I'm not too clear on the question, as I have never heard of inverse P/E.....but, I am willing to bet that it is some metric of earnings yield. so for a $10 Stock earning $1.00 a share, you have a 10% earnings yield, where as ROE is going to be the return on the shareholder equity of the company.

So whereas Earnings yield could be affected by the market price of the stock...it could go up to $12 in the market, but you're still only earning $1.00 a share so you're earnings yield would be lower. You're ROE will be affected by capital structure because the more debt (less equity) in the structure, you'll have higher ROE.

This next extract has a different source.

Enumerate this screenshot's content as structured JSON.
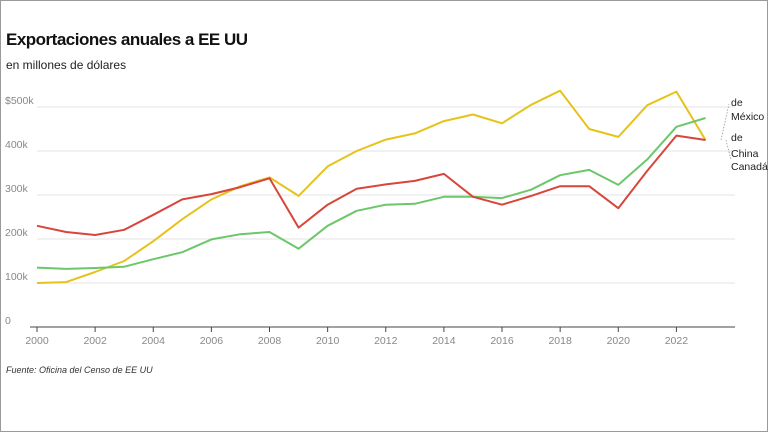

I have no idea what they mean by levered return...if they mean levered vs. unlevered ROE then I'm assuming you just add interest expense back in for the unlevered figure and divide that by your ROE

 

the exact question the interviewer asked is that a company have a P/E ratio of 20, and cost of debt (net of tax) of 4%, should it choose debt financing or equity financing? I said you need to give the levered return (Re in the WACC equation) and compare it with cost of debt net of tax to decide which one to use, but the interview said that inverse P/E, aka the earnings yield, is what the investor is asking for return. So that's why I was wondering if earnings yield can be a proxy of levered return?

 

That's pretty interesting. I believe what the interviewer is saying is that PE is what his proxy is for Cost of Equity. So your answer would be something along the lines of a stock with a PE of 20, and EPS of $1.00 would have an earnings yield of 5%, if that is considered to be your Cost of Equity, then your after tax Cost of Debt would be cheaper to raise at 4% than your cost of equity.

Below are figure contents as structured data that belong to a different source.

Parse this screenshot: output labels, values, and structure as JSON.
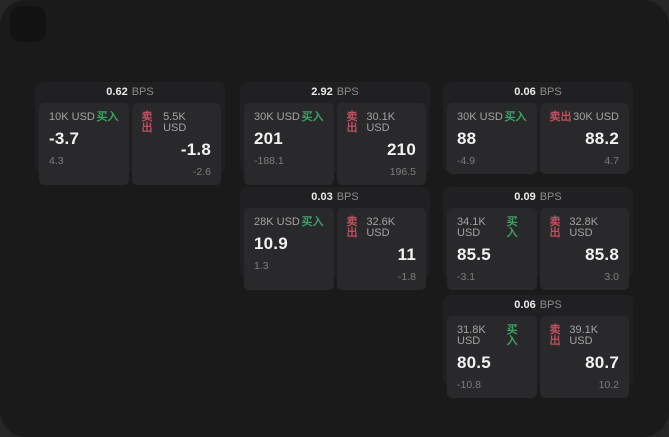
{
  "colors": {
    "surface": "#1a1a1b",
    "card": "#202022",
    "panel": "#29292b",
    "buy_green": "#3da065",
    "sell_red": "#c04f60"
  },
  "app": {
    "icon": "app-logo-icon"
  },
  "spread_unit_label": "BPS",
  "cards": [
    {
      "row": 1,
      "col": 1,
      "spread_value": "0.62",
      "spread_unit": "BPS",
      "buy": {
        "size": "10K USD",
        "side_label": "买入",
        "price": "-3.7",
        "sub": "4.3"
      },
      "sell": {
        "size": "5.5K USD",
        "side_label": "卖出",
        "price": "-1.8",
        "sub": "-2.6"
      }
    },
    {
      "row": 1,
      "col": 2,
      "spread_value": "2.92",
      "spread_unit": "BPS",
      "buy": {
        "size": "30K USD",
        "side_label": "买入",
        "price": "201",
        "sub": "-188.1"
      },
      "sell": {
        "size": "30.1K USD",
        "side_label": "卖出",
        "price": "210",
        "sub": "196.5"
      }
    },
    {
      "row": 1,
      "col": 3,
      "spread_value": "0.06",
      "spread_unit": "BPS",
      "buy": {
        "size": "30K USD",
        "side_label": "买入",
        "price": "88",
        "sub": "-4.9"
      },
      "sell": {
        "size": "30K USD",
        "side_label": "卖出",
        "price": "88.2",
        "sub": "4.7"
      }
    },
    {
      "row": 2,
      "col": 2,
      "spread_value": "0.03",
      "spread_unit": "BPS",
      "buy": {
        "size": "28K USD",
        "side_label": "买入",
        "price": "10.9",
        "sub": "1.3"
      },
      "sell": {
        "size": "32.6K USD",
        "side_label": "卖出",
        "price": "11",
        "sub": "-1.8"
      }
    },
    {
      "row": 2,
      "col": 3,
      "spread_value": "0.09",
      "spread_unit": "BPS",
      "buy": {
        "size": "34.1K USD",
        "side_label": "买入",
        "price": "85.5",
        "sub": "-3.1"
      },
      "sell": {
        "size": "32.8K USD",
        "side_label": "卖出",
        "price": "85.8",
        "sub": "3.0"
      }
    },
    {
      "row": 3,
      "col": 3,
      "spread_value": "0.06",
      "spread_unit": "BPS",
      "buy": {
        "size": "31.8K USD",
        "side_label": "买入",
        "price": "80.5",
        "sub": "-10.8"
      },
      "sell": {
        "size": "39.1K USD",
        "side_label": "卖出",
        "price": "80.7",
        "sub": "10.2"
      }
    }
  ]
}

Essentially what they are saying is that the earnings yield is your cost of equity

 
Best Response

Cost of Equity is actually always just an estimate. It was my understanding (could be wrong) that best practice was to use CAPM to estimate your cost of equity, but maybe I am wrong / in practice it is done using earning yield. The specific bank you interviewed with could just use that method, it would be quicker than building out a CAPM model for your CoE.

Intuitively thinking about it, earnings yield does make some sense as for the markets required cost of equity, because your PE is just what each investor is willing to pay per dollar of earnings, and the inverse of that is theoretically a yield that investors are willing to accept for the equity in that business.